For the first time, scientists have successfully teleported a photon from the ground to a satellite in orbit.
It’s been 20 years since quantum scientists successfully teleported a photon over 10 miles, proving that quantum entanglement — a process that Albert Einstein called “spooky action at a distance” -- was possible.
The very unnatural phenomenon occurs when two quantum objects, such as photons,
share a wave function. Since they come into existence at the exact same time and place, they share the same identity, even when separated. What happens to one happens to the other — wherever it exists.
In 2010, a team at the University of Science and Technology of China in Shanghai set a record by teleporting photons over 60 miles on Earth. And now, just seven years later, they’ve outdone themselves, teleporting protons from a ground station in Tibet, 2½ miles above sea level, to a satellite orbiting Earth more than 310 miles away.

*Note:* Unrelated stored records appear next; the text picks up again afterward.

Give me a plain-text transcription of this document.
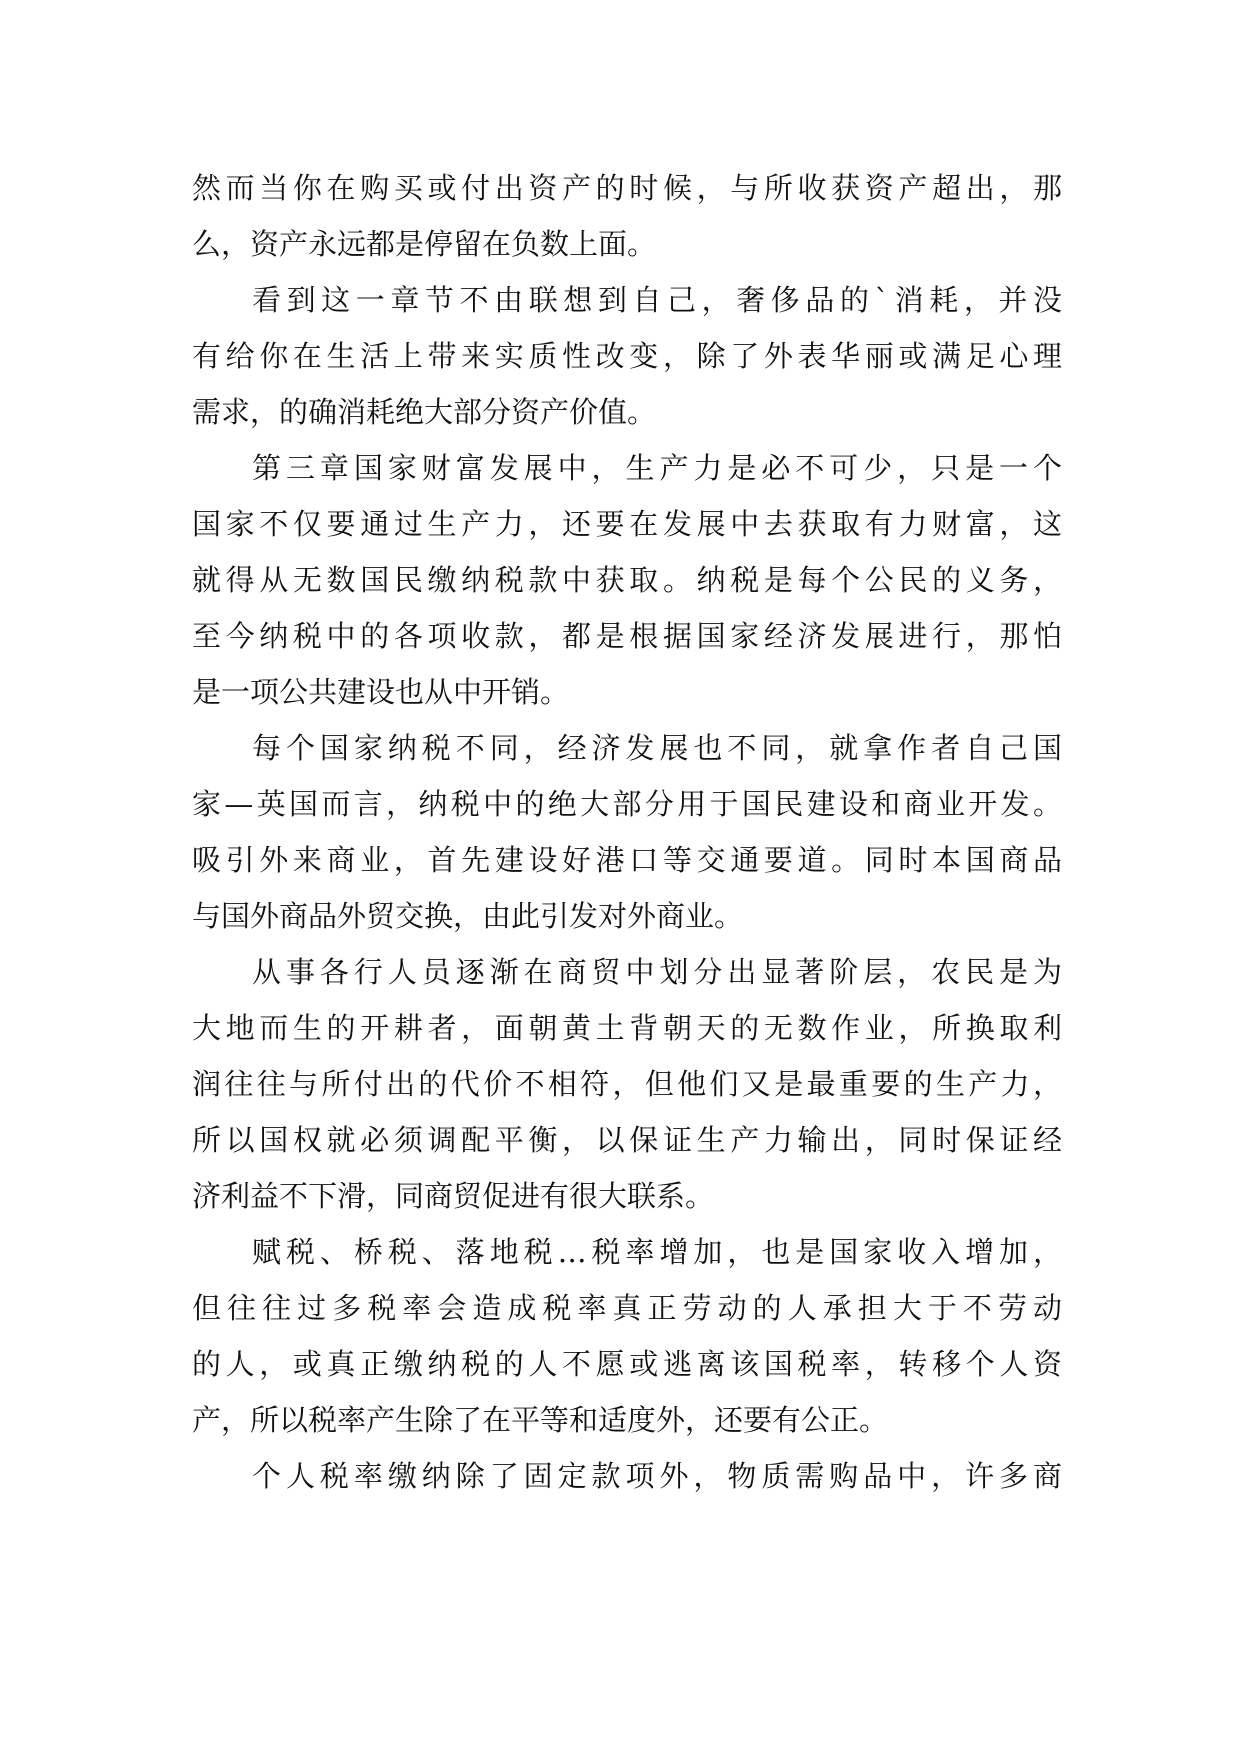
然而当你在购买或付出资产的时候，与所收获资产超出，那
么，资产永远都是停留在负数上面。
看到这一章节不由联想到自己，奢侈品的`消耗，并没
有给你在生活上带来实质性改变，除了外表华丽或满足心理
需求，的确消耗绝大部分资产价值。
第三章国家财富发展中，生产力是必不可少，只是一个
国家不仅要通过生产力，还要在发展中去获取有力财富，这
就得从无数国民缴纳税款中获取。纳税是每个公民的义务，
至今纳税中的各项收款，都是根据国家经济发展进行，那怕
是一项公共建设也从中开销。
每个国家纳税不同，经济发展也不同，就拿作者自己国
家—英国而言，纳税中的绝大部分用于国民建设和商业开发。
吸引外来商业，首先建设好港口等交通要道。同时本国商品
与国外商品外贸交换，由此引发对外商业。
从事各行人员逐渐在商贸中划分出显著阶层，农民是为
大地而生的开耕者，面朝黄土背朝天的无数作业，所换取利
润往往与所付出的代价不相符，但他们又是最重要的生产力，
所以国权就必须调配平衡，以保证生产力输出，同时保证经
济利益不下滑，同商贸促进有很大联系。
赋税、桥税、落地税…税率增加，也是国家收入增加，
但往往过多税率会造成税率真正劳动的人承担大于不劳动
的人，或真正缴纳税的人不愿或逃离该国税率，转移个人资
产，所以税率产生除了在平等和适度外，还要有公正。
个人税率缴纳除了固定款项外，物质需购品中，许多商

It marks the first time an object has been teleported from our planet into space.
Quantum Teleportation is real and this explains what it is:
They’re more than identical twins. The two are one and the same.
And, theoretically, the sky isn’t the limit. Photons are fragile; when they interact with matter on Earth and in Earth’s atmosphere, they lose entanglement. But in the vacuum of space,
they can extend infinitely.
And while the process won’t exactly succeed in making Captain Kirk demolecularize on the Starship Enterprise and remolecularize on a planet below, it has the potential nonetheless to change the world as we know it. Quantum teleportation is seen as the basis for unimaginably high-speed communication and foolproof cryptography. Since the two objects are not twins but actually the same object, what happens to one happens instantaneously to the other.